Lo spunto per questa intervista ci viene dalla serata organizzata da Testimonianze sull’11 settembre con Khalida Messaoudi. Alla mattina, come raccontavate, c’era stato un incontro con migliaia di studenti, organizzato dalla Regione, a cui lei aveva partecipato insieme a Gino Strada e a Jovanotti. Ebbene, ricordo che tutti eravate un po’ esterrefatti per l’estrema semplificazione, con Gino Strada a chiedere alla platea se fossero “per la pace o per la guerra”, con Jovanotti a invitare a seguirlo in un rap pacifista e con Khalida, in pratica, emarginata, pur essendo un interlocutrice ideale per ragazzi che volessero capire qualcosa del fondamentalismo. Lei stessa definì quella semplificazione “estremamente pericolosa” perché fatta di fronte ad adolescenti. Anche tu, del resto, giri per le scuole a parlare, e raccontavi di esserti trovato spesso in difficoltà nel cercare di far vedere la complessità dei problemi, attorno a un fatto come quello dell’11 settembre. Ovviamente non vogliamo parlare con te di pace e guerra, questo è lo spunto per parlare di “problemi di scuola”.

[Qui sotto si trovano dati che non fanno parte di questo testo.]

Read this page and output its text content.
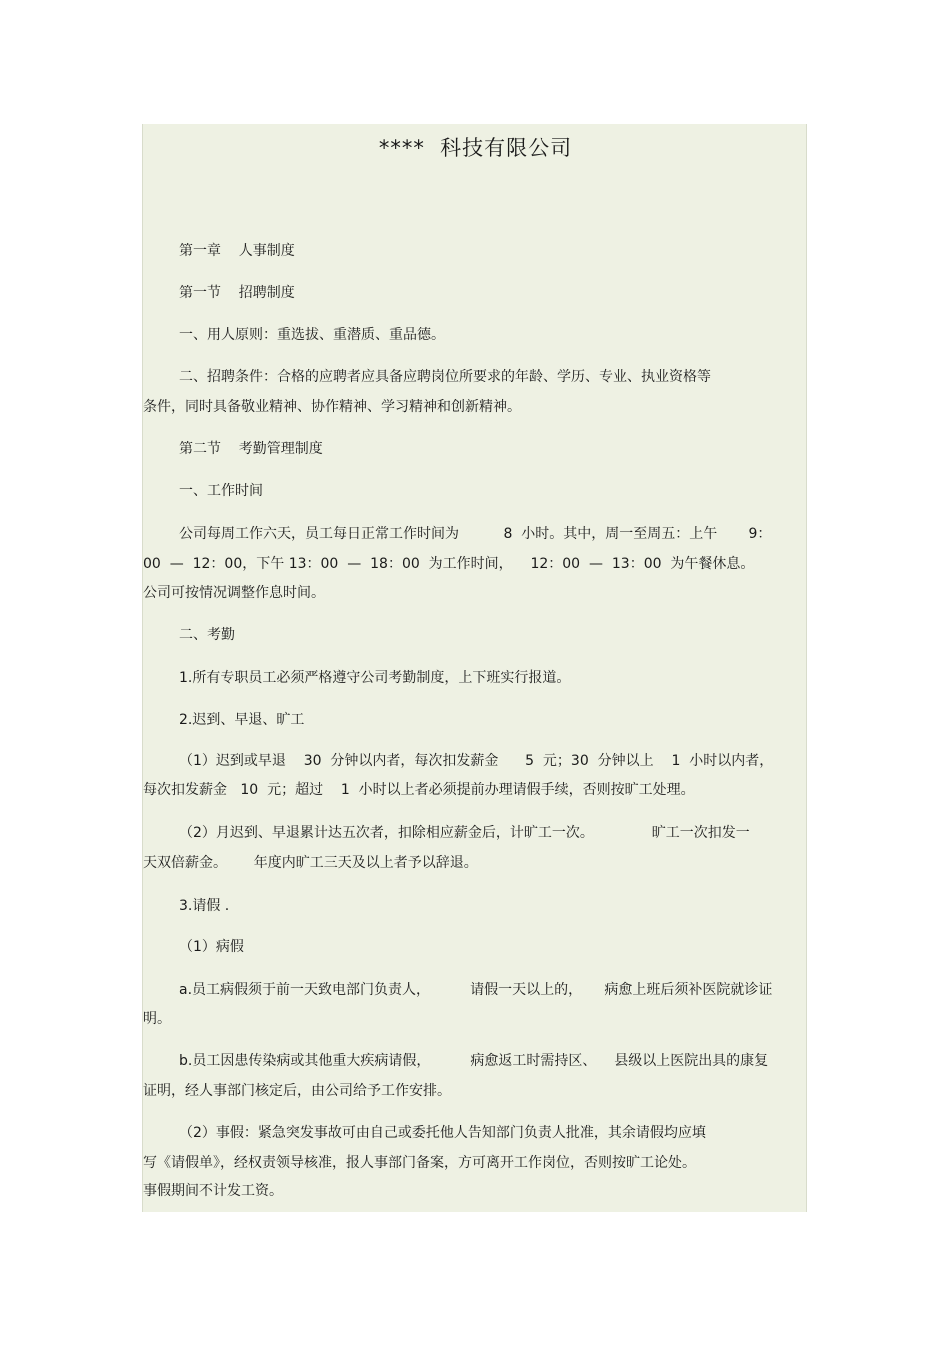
****  科技有限公司
第一章    人事制度
第一节    招聘制度
一、用人原则：重选拔、重潜质、重品德。
二、招聘条件：合格的应聘者应具备应聘岗位所要求的年龄、学历、专业、执业资格等
条件，同时具备敬业精神、协作精神、学习精神和创新精神。
第二节    考勤管理制度
一、工作时间
公司每周工作六天，员工每日正常工作时间为          8  小时。其中，周一至周五：上午       9：
00  —  12：00，下午 13：00  —  18：00  为工作时间，    12：00  —  13：00  为午餐休息。
公司可按情况调整作息时间。
二、考勤
1.所有专职员工必须严格遵守公司考勤制度，上下班实行报道。
2.迟到、早退、旷工
（1）迟到或早退    30  分钟以内者，每次扣发薪金      5  元；30  分钟以上    1  小时以内者，
每次扣发薪金   10  元；超过    1  小时以上者必须提前办理请假手续，否则按旷工处理。
（2）月迟到、早退累计达五次者，扣除相应薪金后，计旷工一次。             旷工一次扣发一
天双倍薪金。      年度内旷工三天及以上者予以辞退。
3.请假 .
（1）病假
a.员工病假须于前一天致电部门负责人，         请假一天以上的，     病愈上班后须补医院就诊证
明。
b.员工因患传染病或其他重大疾病请假，         病愈返工时需持区、    县级以上医院出具的康复
证明，经人事部门核定后，由公司给予工作安排。
（2）事假：紧急突发事故可由自己或委托他人告知部门负责人批准，其余请假均应填
写《请假单》，经权责领导核准，报人事部门备案，方可离开工作岗位，否则按旷工论处。
事假期间不计发工资。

Dico subito che a mio avviso l’insegnante, se non deve avere l’assillo di fornire al ragazzo più conoscenza nel senso tradizionale del termine, non deve avere neppure quello di spingerlo ad andare a manifestazioni sui diritti umani o a esprimere posizioni “contro”. Quello che fanno, magari con generosità, anche tanti insegnanti di sinistra è meccanicamente un po’ questo: fare un sacco di discorsi impegnati sul mondo. Ma non è quello che viene richiesto.
Si tratta, invece, di fornire elementi di conoscenza critica. E questo sembra semplice, ma è la cosa più difficile da fare, in particolare oggi. Perché in particolare oggi? Partirei proprio da un problema di fondo, identificato benissimo da Edgar Morin, grande teorico del pensiero della complessità e dello studio della dimensione della terra-patria, cioè di questa dimensione globale in cui tutti siamo immersi. Lui dice che ai giovani “è stato rubato il futuro”.
I giovani soffrono, anche inconsapevolmente, di questa povertà sia di memoria storica che di prospettive: una sorta di indistinto presente. In verità è sbagliato dire, come spesso capita, che i giovani sono privi di motivazioni, ideali, disponibilità. Io ho fatto l’insegnante in tutti i tipi di scuola, ho fatto il maestro elementare, ho insegnato lettere alle medie, ho insegnato alle 150 ore per gli adulti (un’esperienza bellissima), poi ho insegnato pedagogia e filosofia negli istituti magistrali e ora faccio storia e filosofia nei licei scientifici.
Allora, per il poco che può significare un’esperienza individuale (ma è un percorso molto tipico che potrebbe raccontare qualunque insegnante che fa questo mestiere difficile con un po’ di motivazione) io non vedo questo deserto che a volte viene delineato; c’è piuttosto una specie di afasia che implicitamente però è carica di richieste, di esigenze, che solo in una minoranza di queste ultime generazioni, trovano poi risposte dal mondo del volontariato e da movimenti come quello no-global. La cultura diffusa, infatti, da una parte è quella del consumo di tutto quello che la nostra società offre, del soddisfacimento di tutti i bisogni “non naturali e non necessari” per dirla con Epicuro; dall’altra è quella dell’attenzione al mondo ridotta alla dimensione e alla semplificazione da talk-show.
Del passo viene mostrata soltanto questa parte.